Personal information
- Full name: Matthew John Taylor
- Born: 5 August 1999 (age 27) Wrexham, Denbighshire, Wales
- Batting: Right-handed
- Role: Wicket-keeper

Domestic team information
- 2017–2026: Bedfordshire
- 2019: Oxford MCCU

Career statistics
| Competition | First-class |
| Matches | 2 |
| Runs scored | 101 |
| Batting average | 50.50 |
| 100s/50s | –/1 |
| Top score | 61* |
| Catches/stumpings | 1/– |
- Source: Cricinfo, 15 July 2020

= Matthew Taylor (cricketer, born 1999) =

Welsh cricketer (born 1999)

Matthew John Taylor (born 5 August 1999) is a Welsh first-class cricketer.

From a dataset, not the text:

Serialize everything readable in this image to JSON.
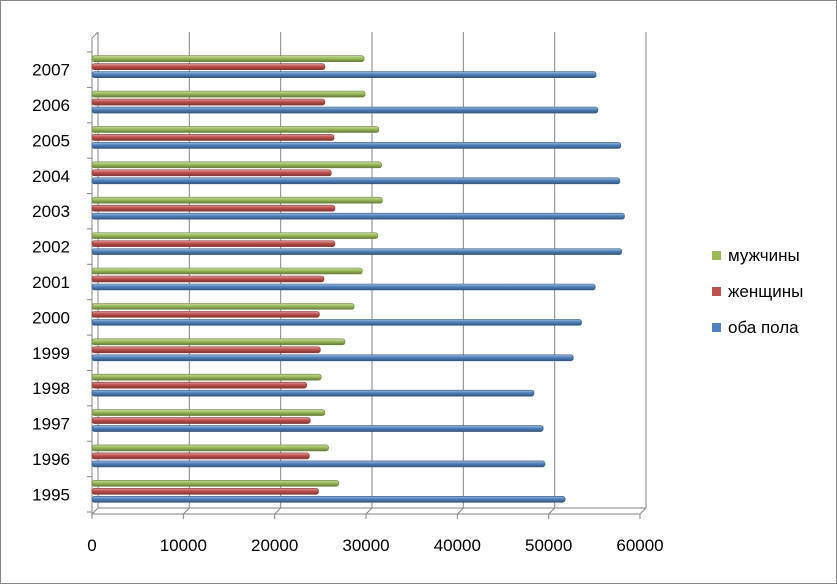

Taylor was born in Wrexham in August 1999. He was educated at Bedford Modern School where he was Captain of the first XI. While studying at Bedford, Taylor began playing minor counties cricket for Bedfordshire, making his debut at the age of 18 in the 2017 MCCA Knockout Trophy. Up to and including the 2019 season, Taylor has also played Minor Counties Championship and Minor Counties T20 matches for Bedfordshire County Cricket Club where he was Vice Captain. He has been the Bedfordshire first team batsman wicket keeper 2017 to 2026.Played first grade cricket in the South Australia Premier League 2022/2023 and was the 2nd highest overseas run scorer.

From Bedford he went up to Oxford Brookes University and while studying there he coached the Ladies first XI and made two appearances in first-class cricket for Oxford MCCU against Middlesex and Hampshire in 2019. He scored 101 runs in his two matches, with a high score of 61 not out against Middlesex, which was the highest score by any of the 40 debutants in that round of matches.